Plus, Sunday had run wrong…lonely. And consequently, he’d had one too many beers again. The truth was, his head hurt, his lower back ached, and he really didn’t want to be here.
The sun was still low in the sky and there was a fuzzy haze along the top of the grass when he followed the gravel path that led from Midlothian Turnpike down and into the cemetery grounds. His shoulders shivered slightly with the chill in the morning fog as he walked past the stand of silent gravestones. There honestly weren’t many at this point…the place had only been a small community cemetery from the last century, after all, and some of the stones had fallen over, while others had been vandalized or removed. There was a reason the police had put chains up across the forest preserve fencing to protect what remained of this place.
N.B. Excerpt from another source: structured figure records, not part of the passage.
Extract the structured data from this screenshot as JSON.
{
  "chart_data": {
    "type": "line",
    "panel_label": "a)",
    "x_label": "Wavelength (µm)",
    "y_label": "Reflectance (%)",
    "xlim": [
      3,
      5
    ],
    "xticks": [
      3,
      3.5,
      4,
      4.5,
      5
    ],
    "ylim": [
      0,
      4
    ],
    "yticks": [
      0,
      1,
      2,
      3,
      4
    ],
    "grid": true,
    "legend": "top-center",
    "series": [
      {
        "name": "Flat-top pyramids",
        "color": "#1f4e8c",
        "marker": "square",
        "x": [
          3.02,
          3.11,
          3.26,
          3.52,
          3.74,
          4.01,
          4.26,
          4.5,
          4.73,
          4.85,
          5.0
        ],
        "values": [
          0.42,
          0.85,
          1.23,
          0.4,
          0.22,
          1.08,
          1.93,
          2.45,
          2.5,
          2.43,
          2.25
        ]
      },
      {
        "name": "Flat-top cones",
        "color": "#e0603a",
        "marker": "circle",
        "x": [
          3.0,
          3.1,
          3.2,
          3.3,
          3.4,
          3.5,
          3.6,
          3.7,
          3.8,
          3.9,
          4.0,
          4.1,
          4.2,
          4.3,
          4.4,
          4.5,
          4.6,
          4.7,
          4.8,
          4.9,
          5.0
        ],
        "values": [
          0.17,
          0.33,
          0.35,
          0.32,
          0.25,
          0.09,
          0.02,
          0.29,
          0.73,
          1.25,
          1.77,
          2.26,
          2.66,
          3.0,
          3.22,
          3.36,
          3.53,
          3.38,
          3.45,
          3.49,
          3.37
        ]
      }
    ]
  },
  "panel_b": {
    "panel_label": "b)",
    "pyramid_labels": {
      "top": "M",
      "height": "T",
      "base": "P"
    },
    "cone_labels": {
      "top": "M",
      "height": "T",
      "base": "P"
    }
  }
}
It was somewhat hidden. And largely abandoned. A sad place.
And thus…ripe for abuse. Mike had heard that Satan worshippers had been run out of here on more than one occasion. There were all sorts of stories about black masses and witchcraft.
Whatever had happened before, on this particular July morning, it was just an empty and kind of forlorn clearing that he saw on an otherwise quiet morning. Behind him the echo of cars whizzed by on the asphalt. But step by step as he approached the old house…that sound receded. Ahead, there were wisps of fog rolling off the ground. And as he rounded a bend in the path, the roof of the old, abandoned cemetery farmhouse edged into view.
His summer project.
Mike walked until the full face of the old place was visible. And then he sighed. The arch of the roof lifted halfway into the tree line, and the black of the shingles was almost completely obscured in green moss. The place was sided in what was probably cedar, but whatever rustic allure it had once had, today it just looked gray, rotted and warped. There were obvious dark holes in the wood, and one of the window frames hung down in a twisted L in front of the dirty glass.
He didn’t want to look inside.
But not only was he going to look inside…over the next few weeks he was going to gut the place.
His head hurt at the thought.
The porch sank, its wood spongy, as he walked up its two steps, and he mentally made a note of it. Replace porch. Probably the easiest repair he’d be doing here over the next couple months. He turned the key in the padlock that held the warped door closed, and took a deep breath as it creaked open ahead of him.
The sun didn’t want to enter there.
He didn’t want to either.
“I never wanted it to come to this,” Mike said, as he stood in the door of the old house.
Thankfully, nobody answered. For a heartbeat, he’d worried someone might. But then he took a breath and stepped inside.
The front foyer was half-covered in yellowed linoleum. But there was a hole in the middle of it, where some animal had gnawed its way through the floor. Whether it had been digging into the basement below or digging its way out, he couldn’t tell.